Thanks for doing the test. I know this already because I hit that, too. Its caused by TIKA's dependencies. The NetCDF (http://www.unidata.ucar.edu/software/netcdf/) parser is only compiled with Java 1.6, although TIKA is also only Java 1.5, so this is a TIKA bug.
In Tika, I wouldn't classify this as a bug, since our parser jar dependencies can be excluded in various ways. It's simply a requirement for folks that are interested in all of the features that the NetCDF library provides, but if you don't care about parsing those types of files, you can simply omit that parser and exclude the jar file dependency.
's obscure, indeed, especially for people outside the climate community.
Obscure? Sorry, not meaning to argue here, but that's pretty patently untrue. All data formats are at some level obscure, depending on the community that you work in. The "climate" one that you are talking about includes a broad range of folks, dealing with remote sensing, climate modeling, decision making, etc., at some of the highest levels of government, funding, and other areas, both in the U.S. and internationally. NetCDF, and HDF, OPeNDAP, and other formats are pretty broadly accepted standards. The use of data from NetCDF for example, resulted in over 2000+ publications generated as part of the last Intergovernmental Panel on Climate Change (IPCC) and its 4th assessment report So, not sure it's obscure.
he UCAR netcdf library is on the other hand not able to handle streaming file input, so TIKA loads the whole file into memory
Yep, it's part of the issue of the underlying data file format more so than the actually library itself.
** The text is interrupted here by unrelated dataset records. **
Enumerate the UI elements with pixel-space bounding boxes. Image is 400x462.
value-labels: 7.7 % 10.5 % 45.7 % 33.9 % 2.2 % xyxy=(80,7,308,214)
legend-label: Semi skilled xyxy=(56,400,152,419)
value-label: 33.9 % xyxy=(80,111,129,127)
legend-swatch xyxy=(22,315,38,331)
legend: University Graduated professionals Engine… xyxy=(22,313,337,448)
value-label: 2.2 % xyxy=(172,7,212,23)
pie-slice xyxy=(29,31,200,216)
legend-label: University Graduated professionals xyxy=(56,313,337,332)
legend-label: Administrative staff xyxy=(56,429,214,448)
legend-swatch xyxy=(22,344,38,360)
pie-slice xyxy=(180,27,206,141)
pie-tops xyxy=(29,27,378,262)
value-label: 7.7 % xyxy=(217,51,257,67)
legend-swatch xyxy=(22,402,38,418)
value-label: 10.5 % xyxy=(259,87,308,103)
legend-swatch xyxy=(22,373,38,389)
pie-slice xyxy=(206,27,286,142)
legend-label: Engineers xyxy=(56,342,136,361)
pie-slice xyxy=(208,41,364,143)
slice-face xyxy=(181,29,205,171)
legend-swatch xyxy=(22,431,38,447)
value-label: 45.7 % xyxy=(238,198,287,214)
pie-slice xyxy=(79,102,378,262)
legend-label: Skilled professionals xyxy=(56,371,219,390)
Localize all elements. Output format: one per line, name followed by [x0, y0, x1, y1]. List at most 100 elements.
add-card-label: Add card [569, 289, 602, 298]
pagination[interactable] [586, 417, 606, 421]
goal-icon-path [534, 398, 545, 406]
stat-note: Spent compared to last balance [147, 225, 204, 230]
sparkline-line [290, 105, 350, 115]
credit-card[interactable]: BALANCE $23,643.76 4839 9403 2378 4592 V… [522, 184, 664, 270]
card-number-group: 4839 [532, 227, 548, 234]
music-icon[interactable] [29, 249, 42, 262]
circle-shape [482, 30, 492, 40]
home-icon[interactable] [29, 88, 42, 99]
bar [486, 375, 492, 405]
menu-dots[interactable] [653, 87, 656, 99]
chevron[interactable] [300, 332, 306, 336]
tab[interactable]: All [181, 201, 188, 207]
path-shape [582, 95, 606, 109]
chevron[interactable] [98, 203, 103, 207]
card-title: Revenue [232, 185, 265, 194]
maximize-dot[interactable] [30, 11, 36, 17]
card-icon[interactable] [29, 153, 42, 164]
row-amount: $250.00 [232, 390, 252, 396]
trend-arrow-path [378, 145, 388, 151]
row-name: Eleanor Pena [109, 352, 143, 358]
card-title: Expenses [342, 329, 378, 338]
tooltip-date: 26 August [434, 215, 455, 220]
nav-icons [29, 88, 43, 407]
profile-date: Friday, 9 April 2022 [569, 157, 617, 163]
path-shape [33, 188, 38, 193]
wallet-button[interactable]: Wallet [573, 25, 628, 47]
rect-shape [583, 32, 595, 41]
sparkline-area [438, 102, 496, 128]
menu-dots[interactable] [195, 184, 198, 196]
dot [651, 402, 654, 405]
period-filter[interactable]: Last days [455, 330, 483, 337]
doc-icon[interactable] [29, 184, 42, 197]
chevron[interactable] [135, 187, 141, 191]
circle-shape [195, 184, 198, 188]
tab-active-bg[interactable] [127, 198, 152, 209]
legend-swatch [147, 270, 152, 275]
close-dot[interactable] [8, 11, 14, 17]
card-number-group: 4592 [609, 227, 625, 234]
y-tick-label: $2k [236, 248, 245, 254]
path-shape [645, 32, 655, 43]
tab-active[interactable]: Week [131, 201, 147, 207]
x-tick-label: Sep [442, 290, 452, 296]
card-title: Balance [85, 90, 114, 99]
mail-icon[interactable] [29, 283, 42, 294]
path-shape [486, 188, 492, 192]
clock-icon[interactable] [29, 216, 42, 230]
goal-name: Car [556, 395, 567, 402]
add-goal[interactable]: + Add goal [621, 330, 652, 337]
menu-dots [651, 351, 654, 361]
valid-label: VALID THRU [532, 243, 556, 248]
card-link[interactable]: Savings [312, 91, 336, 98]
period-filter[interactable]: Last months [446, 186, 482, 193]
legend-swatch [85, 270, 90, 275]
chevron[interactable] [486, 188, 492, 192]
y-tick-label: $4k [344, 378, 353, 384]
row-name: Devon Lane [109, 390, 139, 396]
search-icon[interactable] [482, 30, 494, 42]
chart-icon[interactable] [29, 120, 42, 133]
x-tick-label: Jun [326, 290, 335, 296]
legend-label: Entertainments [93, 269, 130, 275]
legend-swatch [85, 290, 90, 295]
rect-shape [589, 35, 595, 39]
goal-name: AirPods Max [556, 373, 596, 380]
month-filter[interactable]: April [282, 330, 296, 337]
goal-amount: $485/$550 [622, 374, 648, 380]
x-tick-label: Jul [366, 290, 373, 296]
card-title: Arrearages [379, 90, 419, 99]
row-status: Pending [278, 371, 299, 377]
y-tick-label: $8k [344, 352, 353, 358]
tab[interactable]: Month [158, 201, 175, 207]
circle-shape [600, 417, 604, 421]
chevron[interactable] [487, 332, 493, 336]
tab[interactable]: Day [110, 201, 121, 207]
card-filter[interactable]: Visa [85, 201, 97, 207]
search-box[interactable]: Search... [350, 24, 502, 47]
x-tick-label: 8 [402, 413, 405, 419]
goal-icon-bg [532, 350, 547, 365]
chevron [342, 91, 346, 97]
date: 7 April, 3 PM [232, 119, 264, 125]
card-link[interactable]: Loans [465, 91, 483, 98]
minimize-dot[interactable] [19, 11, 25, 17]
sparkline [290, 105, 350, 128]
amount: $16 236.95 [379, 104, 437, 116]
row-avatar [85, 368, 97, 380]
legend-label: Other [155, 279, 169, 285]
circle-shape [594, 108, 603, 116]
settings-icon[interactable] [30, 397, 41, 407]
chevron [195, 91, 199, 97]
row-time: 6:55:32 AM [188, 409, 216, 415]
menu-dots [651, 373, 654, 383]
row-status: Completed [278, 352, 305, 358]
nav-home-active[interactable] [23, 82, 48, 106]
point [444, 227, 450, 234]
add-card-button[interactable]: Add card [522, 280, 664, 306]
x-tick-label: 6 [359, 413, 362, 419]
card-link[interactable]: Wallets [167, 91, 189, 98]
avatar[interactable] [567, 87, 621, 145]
It's because it doesn't support random access and yes the current code I had to bake into Tika unfortunately must work around it by loading the whole file into memory. Jukka and I have discussed some better support for this including temporary file support in Tika and we're working on improving it, but not there yet.
don't really see the use-case for support in Solr
It's up to you guys. If you want to tell users of Solr, "hey you can drop a scientific data file format onto Solr and magically its metadata will be indexed", then it might be important. We do this in OODT quite often, and it's one of the core use cases (and we even use Lucene and Solr for the metadata catalogs ).
Loading a 500 Megabyte file into memory just to get the header
A lot of times that header contains the key parameters (spatial and temporal bounds) that are required to make a decision as to what to do with the file, as well as other met fields including the remote sensing variables, or climate variables being measured, valid units, links to publications, etc. So it's more than useless information.
Right, but how many people have these gigabyte climate data files
Depends on who is using it. Like I said, this is pretty much all of the files that I deal with , but to each their own. Disabling it in Solr isn't really going to affect me (or others much) since OODT pretty much does this anyways, but meh.